Quinn also called several law enforcement witnesses who testified for the government in the first trial. He elicited testimony from them about the case they originally built against Thomas and Boston, and the abrupt reformulation of the crime theory after Ward was arrested almost a year later.

Thomas and Boston admitted to an altercation with Cockayne at Front Yard bar, next door to the police department’s Jurgen Command, after the Pennsylvania man kicked Boston’s girlfriend’s jeep.

Witnesses saw Thomas, Boston and an unidentified third man chasing Cockayne up the hill from Front Yard bar, but their attack broke off when a woman who was driving by honked her car horn and threatened to call police. The next time anybody saw Jamie Cockayne, he was coming out from behind a wooden construction partition drenched in his own blood and yelling at a fleeing attacker.

Thomas and Boston were arrested in the following months, after the case garnered national media attention. At that time, Ward was in the V.I. Justice Department’s witness protection program; he was sent to the U.S. Mainland after testifying against a man who shot him on St. John in 2006.

Despite the complexities of the case, “the evidence is overwhelming that the defendant murdered Jamie Cockayne,” Walker said in his closing argument.

Walker said Ward followed Cockayne to the Fashion Palace for three reasons: the young man was white, he had money and he was physically well-built. The only reason Cockayne died with his money still on him was because he was a fighter and would not give in to his attacker, Walker said.
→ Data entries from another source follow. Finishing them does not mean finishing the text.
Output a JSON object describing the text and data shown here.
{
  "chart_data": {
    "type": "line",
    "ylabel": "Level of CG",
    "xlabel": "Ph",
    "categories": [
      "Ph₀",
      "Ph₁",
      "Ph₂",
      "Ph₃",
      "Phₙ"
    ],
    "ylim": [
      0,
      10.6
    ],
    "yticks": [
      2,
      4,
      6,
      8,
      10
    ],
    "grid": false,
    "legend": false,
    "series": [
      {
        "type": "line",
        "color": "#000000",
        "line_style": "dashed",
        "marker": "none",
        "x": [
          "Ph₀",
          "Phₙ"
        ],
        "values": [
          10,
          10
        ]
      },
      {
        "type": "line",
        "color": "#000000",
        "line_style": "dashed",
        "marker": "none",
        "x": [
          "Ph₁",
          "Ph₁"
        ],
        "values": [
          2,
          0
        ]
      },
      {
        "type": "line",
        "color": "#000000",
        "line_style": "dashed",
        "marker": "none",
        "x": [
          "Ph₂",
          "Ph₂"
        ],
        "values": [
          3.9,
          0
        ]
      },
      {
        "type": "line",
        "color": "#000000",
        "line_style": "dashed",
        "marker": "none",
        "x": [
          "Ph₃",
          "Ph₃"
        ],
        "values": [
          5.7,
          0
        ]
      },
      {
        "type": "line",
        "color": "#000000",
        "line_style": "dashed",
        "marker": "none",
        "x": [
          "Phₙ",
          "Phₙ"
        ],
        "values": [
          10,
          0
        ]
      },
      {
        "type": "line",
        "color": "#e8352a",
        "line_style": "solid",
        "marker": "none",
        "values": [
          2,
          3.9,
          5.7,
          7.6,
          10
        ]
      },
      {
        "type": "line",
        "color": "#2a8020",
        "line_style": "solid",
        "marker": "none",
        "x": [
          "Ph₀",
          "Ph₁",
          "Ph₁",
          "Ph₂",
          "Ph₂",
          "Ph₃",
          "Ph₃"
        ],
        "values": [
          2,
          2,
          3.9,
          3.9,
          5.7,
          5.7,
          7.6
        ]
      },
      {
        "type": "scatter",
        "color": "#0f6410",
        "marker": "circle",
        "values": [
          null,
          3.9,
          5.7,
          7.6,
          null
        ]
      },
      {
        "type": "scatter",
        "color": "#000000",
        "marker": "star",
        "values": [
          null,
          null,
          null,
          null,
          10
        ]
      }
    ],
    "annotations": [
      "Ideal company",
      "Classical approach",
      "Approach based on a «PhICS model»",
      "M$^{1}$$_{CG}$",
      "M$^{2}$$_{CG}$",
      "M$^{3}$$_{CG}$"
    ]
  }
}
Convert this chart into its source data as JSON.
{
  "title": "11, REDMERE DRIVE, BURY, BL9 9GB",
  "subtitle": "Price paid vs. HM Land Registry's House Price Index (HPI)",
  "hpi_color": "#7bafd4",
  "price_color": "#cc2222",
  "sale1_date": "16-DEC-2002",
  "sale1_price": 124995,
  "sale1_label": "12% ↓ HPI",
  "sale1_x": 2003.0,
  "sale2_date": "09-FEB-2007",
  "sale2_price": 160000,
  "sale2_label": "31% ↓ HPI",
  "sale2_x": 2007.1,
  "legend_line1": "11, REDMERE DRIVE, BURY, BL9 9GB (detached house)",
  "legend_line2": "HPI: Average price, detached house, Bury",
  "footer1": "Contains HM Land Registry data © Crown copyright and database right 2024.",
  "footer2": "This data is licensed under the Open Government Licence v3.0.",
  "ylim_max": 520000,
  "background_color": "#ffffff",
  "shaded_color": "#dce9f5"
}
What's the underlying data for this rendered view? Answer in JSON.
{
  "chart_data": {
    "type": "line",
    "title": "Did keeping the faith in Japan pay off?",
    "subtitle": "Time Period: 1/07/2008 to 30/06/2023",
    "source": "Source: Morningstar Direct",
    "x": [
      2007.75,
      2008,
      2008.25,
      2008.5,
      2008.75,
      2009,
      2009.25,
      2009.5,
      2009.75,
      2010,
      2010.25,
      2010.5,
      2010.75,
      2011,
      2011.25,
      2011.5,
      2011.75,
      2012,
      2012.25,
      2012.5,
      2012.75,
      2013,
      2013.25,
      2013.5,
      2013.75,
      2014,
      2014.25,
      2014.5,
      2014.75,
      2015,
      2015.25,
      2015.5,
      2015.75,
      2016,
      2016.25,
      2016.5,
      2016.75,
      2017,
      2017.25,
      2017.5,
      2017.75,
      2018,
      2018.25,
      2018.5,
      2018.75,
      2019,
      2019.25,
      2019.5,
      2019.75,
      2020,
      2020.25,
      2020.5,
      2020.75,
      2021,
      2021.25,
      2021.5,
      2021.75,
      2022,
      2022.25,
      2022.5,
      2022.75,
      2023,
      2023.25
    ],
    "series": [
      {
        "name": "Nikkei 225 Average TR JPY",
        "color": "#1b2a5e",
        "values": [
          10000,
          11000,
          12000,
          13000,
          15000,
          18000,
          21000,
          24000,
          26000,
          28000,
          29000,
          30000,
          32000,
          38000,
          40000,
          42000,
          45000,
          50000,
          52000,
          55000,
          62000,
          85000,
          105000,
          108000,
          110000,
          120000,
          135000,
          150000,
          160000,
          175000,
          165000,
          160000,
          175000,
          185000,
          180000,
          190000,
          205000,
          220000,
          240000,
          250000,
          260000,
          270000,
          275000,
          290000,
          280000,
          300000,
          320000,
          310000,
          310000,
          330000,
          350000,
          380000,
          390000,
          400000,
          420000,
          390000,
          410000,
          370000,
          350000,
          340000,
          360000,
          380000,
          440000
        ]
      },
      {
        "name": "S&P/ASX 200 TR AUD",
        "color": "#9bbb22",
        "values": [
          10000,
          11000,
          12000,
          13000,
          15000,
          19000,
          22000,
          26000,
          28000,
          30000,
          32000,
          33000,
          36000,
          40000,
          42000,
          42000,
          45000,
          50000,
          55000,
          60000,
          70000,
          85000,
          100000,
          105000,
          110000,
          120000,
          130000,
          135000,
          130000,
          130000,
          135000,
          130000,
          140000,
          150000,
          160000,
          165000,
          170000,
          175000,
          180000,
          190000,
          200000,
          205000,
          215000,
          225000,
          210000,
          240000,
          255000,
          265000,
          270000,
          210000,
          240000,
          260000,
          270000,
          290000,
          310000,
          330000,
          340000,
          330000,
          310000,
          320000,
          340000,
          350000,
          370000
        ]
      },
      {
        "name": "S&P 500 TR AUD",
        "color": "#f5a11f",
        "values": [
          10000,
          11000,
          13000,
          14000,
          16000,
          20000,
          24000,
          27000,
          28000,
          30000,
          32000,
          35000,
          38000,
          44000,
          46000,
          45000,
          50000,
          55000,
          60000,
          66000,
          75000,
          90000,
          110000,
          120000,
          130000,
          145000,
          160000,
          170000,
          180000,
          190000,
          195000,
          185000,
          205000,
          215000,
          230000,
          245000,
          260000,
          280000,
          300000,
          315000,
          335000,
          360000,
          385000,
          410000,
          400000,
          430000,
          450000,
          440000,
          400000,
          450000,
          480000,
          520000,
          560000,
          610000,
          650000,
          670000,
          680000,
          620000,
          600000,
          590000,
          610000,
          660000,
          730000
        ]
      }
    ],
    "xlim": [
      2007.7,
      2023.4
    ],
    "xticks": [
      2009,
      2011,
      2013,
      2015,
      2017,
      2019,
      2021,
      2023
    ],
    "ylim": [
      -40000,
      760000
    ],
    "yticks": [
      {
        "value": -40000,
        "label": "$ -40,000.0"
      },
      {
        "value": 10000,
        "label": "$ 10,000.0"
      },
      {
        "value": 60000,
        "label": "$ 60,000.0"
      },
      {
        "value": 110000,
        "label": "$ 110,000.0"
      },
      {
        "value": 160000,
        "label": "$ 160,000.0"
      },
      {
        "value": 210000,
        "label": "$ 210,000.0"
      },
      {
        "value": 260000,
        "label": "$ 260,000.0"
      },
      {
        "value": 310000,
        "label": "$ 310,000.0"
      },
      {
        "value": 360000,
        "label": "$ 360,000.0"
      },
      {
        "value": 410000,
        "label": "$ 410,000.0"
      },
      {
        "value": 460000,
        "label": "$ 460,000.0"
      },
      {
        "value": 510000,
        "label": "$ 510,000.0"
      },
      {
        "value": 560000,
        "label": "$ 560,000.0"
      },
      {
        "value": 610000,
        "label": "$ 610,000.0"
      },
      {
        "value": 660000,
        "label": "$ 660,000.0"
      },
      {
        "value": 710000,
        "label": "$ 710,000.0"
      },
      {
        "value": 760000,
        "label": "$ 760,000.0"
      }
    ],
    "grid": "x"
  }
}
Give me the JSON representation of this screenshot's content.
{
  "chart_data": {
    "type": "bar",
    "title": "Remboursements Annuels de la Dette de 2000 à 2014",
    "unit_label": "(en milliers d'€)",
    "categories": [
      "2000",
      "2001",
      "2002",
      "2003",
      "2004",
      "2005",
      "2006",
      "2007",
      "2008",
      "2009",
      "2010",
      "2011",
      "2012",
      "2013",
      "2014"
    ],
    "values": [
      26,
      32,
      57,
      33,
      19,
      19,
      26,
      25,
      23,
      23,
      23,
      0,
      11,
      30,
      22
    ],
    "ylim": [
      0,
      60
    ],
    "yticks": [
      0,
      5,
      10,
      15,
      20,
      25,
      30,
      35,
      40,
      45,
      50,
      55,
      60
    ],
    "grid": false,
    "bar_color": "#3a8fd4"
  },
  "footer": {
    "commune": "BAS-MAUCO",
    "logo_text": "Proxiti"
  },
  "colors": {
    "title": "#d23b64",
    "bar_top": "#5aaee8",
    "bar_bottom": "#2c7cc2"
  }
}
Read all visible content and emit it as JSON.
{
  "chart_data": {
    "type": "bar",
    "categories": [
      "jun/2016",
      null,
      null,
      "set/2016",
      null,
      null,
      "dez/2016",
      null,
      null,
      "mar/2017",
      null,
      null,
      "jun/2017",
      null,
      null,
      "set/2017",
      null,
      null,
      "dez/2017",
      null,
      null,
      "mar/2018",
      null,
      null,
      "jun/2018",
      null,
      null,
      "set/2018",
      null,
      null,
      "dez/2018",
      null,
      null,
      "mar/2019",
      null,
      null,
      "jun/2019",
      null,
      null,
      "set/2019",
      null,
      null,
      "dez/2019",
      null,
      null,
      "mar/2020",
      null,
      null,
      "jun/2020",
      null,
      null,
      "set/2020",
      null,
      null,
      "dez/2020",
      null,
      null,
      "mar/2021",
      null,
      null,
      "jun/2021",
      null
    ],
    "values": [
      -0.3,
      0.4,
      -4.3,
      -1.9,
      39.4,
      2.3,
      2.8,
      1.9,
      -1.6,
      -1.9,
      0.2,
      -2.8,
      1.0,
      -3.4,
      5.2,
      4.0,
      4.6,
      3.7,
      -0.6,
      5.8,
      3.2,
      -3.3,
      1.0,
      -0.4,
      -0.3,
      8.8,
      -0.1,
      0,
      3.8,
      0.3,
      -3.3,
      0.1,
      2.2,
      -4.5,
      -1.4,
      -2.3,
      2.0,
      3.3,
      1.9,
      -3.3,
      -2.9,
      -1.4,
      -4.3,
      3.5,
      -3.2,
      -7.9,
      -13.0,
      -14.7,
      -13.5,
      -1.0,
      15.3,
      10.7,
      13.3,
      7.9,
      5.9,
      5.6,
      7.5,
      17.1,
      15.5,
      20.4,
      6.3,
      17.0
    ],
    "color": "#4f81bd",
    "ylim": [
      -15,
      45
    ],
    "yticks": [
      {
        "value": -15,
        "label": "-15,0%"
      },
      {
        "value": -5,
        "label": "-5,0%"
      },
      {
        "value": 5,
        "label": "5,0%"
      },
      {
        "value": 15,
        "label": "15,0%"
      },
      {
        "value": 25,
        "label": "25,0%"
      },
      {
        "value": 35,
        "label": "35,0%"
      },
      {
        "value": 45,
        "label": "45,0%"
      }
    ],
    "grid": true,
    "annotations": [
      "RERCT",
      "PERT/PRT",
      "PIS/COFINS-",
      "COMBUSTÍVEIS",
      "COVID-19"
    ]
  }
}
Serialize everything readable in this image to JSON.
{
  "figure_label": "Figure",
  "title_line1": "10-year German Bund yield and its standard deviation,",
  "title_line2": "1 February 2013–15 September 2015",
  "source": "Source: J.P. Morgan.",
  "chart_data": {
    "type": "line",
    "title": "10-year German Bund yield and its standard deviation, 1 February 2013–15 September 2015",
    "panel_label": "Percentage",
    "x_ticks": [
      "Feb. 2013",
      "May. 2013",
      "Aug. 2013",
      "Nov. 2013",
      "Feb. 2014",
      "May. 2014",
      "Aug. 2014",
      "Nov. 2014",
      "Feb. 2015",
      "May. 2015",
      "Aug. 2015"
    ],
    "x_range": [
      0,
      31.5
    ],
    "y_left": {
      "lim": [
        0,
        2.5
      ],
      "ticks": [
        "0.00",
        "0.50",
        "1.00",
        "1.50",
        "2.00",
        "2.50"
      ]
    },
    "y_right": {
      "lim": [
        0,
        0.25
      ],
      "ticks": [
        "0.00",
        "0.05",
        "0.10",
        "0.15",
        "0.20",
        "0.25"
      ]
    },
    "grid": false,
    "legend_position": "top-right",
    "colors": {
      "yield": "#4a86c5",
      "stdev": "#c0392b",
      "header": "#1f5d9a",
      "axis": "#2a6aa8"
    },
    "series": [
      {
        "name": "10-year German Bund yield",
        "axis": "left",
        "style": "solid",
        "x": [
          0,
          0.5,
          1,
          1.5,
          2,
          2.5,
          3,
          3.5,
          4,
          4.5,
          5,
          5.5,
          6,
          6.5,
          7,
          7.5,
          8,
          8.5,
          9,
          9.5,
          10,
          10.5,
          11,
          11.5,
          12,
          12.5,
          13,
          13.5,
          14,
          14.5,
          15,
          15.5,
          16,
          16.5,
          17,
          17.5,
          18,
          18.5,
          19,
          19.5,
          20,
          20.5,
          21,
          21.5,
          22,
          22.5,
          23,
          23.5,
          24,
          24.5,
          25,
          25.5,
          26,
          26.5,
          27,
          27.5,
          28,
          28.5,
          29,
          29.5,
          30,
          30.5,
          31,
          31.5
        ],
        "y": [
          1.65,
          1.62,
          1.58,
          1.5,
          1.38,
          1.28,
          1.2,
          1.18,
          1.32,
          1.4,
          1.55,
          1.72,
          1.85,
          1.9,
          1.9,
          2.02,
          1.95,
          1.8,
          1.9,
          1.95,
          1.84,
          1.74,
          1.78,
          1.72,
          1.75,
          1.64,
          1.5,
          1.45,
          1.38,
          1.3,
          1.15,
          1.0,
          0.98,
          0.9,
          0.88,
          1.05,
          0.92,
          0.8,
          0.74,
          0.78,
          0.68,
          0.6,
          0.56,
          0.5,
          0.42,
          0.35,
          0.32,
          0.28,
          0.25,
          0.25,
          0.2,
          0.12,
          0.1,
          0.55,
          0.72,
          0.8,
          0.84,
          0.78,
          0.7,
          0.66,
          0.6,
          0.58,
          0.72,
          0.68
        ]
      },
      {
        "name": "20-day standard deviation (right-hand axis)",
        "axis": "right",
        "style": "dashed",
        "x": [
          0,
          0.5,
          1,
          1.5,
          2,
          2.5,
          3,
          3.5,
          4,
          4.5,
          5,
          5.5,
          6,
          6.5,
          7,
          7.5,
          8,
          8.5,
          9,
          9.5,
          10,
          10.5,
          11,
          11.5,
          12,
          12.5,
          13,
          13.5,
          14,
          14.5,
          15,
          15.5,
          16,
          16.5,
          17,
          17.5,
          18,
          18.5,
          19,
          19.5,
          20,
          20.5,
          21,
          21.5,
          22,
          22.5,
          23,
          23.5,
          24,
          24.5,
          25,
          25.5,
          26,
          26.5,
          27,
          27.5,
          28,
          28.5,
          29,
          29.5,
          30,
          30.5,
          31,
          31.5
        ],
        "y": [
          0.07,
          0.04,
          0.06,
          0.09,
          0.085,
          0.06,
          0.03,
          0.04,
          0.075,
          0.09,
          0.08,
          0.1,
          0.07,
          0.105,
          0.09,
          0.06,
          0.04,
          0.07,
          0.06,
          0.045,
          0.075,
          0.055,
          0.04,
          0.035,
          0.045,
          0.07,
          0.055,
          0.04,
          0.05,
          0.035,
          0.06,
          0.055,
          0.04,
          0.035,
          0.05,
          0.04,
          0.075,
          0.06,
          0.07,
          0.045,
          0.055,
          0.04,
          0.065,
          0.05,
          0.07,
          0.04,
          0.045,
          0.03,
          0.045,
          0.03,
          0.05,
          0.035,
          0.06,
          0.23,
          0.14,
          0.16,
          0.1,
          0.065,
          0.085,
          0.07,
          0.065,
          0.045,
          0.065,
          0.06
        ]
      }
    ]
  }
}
Quinn used his final opportunity to talk to the jury to methodically dissect the testimony of all major witnesses and argue the prosecution’s lack of integrity in how they handled the case, especially during the first trial. He accused prosecutors of dishonesty and of violating Ward’s constitutional rights by withholding evidence, and police of bungling the case while being pressured by media attention spurred by the victim’s frustrated family.

The original charges leveled against Thomas and Boston should cast doubt on the case against Ward, Quinn argued. He said a conviction would be “a grave injustice.”

On Thursday evening, December 17, after deliberating all afternoon, the jury informed Judge Hollar they could not reach a verdict. Hollar urged them to continue working the next day. They returned with their verdict shortly after lunch.

Thomas and Boston also have new trials pending. The two were acquitted of murder in the first trial, but both convicted of third-degree assaults against Cockayne. Hollar recently threw out those verdicts after learning that the victim’s family paid two government witnesses.

The Cockaynes explain the two $5,000 payments as reward money that they had publicly offered.